Ils ont levé 100 millions d’euros pour concevoir ce véhicule doté d’un minimum de redondances, donc très léger. Et beaucoup moins cher qu’une mission classique. Le programme est aussi nettement plus risqué. Mais la seule alternative était de ne rien faire. Pour les Israéliens, cette histoire est une allégorie de leur écosystème d’innovation.
Constance politique
Au niveau national, cet univers hightech représente aujourd’hui 8 % des emplois, près de 10 % du PIB et 49 % des exportations. Un dynamisme qui repose, pour une très large partie, sur son incroyable tissu de près de 6 000 start-up, soit environ 1 pour 1 450 habitants. « Depuis les années 1960, les gouvernements successifs ont maintenu une politique constante d’investissement dans la recherche et développement et l’entrepreneuriat », explique Boaz Golany, vice-président du Technion, l’université polytechnique de Haïfa. Les dépenses en R&D représentent plus de 4,5 % du PIB, sans compter les crédits alloués aux militaires, qui jouent un rôle fondamental dans l’innovation et la formation des élites scientifiques. Un petit miracle économique qui stimule, depuis plusieurs années, l’immigration française. En une décennie, ce sont près de 28 000 Français qui ont fait leur alyah.

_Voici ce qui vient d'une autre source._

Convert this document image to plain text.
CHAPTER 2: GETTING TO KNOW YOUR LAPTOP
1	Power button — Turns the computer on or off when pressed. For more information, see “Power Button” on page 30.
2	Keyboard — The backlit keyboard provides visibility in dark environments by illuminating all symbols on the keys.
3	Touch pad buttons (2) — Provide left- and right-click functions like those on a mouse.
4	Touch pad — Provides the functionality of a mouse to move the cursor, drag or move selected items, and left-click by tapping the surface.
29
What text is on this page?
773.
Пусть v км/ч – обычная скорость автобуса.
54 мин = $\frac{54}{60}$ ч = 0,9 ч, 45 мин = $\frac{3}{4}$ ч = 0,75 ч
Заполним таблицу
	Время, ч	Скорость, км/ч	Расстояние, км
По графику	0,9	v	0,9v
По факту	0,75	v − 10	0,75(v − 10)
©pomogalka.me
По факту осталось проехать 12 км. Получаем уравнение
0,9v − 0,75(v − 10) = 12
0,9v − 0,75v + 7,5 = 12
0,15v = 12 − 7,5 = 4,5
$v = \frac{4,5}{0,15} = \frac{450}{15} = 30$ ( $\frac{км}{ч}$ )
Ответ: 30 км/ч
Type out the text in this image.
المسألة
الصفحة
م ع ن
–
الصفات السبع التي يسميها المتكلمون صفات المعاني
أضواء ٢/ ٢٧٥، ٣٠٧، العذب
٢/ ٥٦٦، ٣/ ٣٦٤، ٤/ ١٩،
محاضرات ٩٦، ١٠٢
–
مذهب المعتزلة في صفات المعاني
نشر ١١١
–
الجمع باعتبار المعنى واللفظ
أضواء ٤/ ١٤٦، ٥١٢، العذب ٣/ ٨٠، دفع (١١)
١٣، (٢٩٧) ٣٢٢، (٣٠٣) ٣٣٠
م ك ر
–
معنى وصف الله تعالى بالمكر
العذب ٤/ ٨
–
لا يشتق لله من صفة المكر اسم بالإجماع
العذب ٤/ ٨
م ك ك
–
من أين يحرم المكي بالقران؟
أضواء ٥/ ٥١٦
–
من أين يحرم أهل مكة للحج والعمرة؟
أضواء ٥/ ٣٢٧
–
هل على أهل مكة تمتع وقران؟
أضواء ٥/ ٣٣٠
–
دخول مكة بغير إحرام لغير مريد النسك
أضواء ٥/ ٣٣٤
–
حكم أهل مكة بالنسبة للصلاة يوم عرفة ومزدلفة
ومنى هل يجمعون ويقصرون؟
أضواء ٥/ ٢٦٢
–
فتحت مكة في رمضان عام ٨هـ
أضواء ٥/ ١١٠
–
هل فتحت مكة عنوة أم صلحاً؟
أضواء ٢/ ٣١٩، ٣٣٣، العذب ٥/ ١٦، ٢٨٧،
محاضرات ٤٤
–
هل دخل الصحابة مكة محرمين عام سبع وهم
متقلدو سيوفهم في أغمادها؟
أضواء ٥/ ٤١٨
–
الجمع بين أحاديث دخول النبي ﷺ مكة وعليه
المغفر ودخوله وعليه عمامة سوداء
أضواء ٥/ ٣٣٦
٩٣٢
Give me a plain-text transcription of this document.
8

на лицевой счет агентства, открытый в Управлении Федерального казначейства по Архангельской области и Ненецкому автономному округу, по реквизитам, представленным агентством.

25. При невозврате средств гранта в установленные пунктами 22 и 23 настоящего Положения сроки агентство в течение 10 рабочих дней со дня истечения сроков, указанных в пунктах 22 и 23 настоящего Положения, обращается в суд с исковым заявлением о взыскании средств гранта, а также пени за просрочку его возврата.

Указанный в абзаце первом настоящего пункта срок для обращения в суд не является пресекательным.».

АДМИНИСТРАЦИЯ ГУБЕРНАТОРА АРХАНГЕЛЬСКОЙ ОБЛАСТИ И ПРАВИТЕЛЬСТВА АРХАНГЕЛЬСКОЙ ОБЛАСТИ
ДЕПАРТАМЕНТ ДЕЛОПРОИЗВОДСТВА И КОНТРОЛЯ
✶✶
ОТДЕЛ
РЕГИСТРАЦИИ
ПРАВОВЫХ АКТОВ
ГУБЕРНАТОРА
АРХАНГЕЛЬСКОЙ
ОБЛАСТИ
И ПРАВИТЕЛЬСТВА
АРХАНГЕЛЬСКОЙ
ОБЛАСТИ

Cette machine à innover est très largement alimentée par l’Innovation Authority, organisme placé sous l’autorité directe du Premier ministre. Celle-ci finance aussi bien les start-up que les PME ou les grands groupes, pour des projets portant une réelle avancée technologique. Il ne s’agit ni de prêts ni de prises de participation : si le projet réussit, l’emprunteur rembourse la somme en versant de 3 % à 5 % de son chiffre d’affaires annuel. « Nous donnons l’argent là où nous pensons qu’il y a un gros potentiel mais qu’il y a défaut du marché », explique le docteur Ami Appelbaum, président et chief scientist de l’autorité. Cette manne est également abondée par des financements étrangers. Sur les 6,5 milliards de dollars levés par la tech israélienne l’an dernier, 58 % ne venaient pas d’Israël.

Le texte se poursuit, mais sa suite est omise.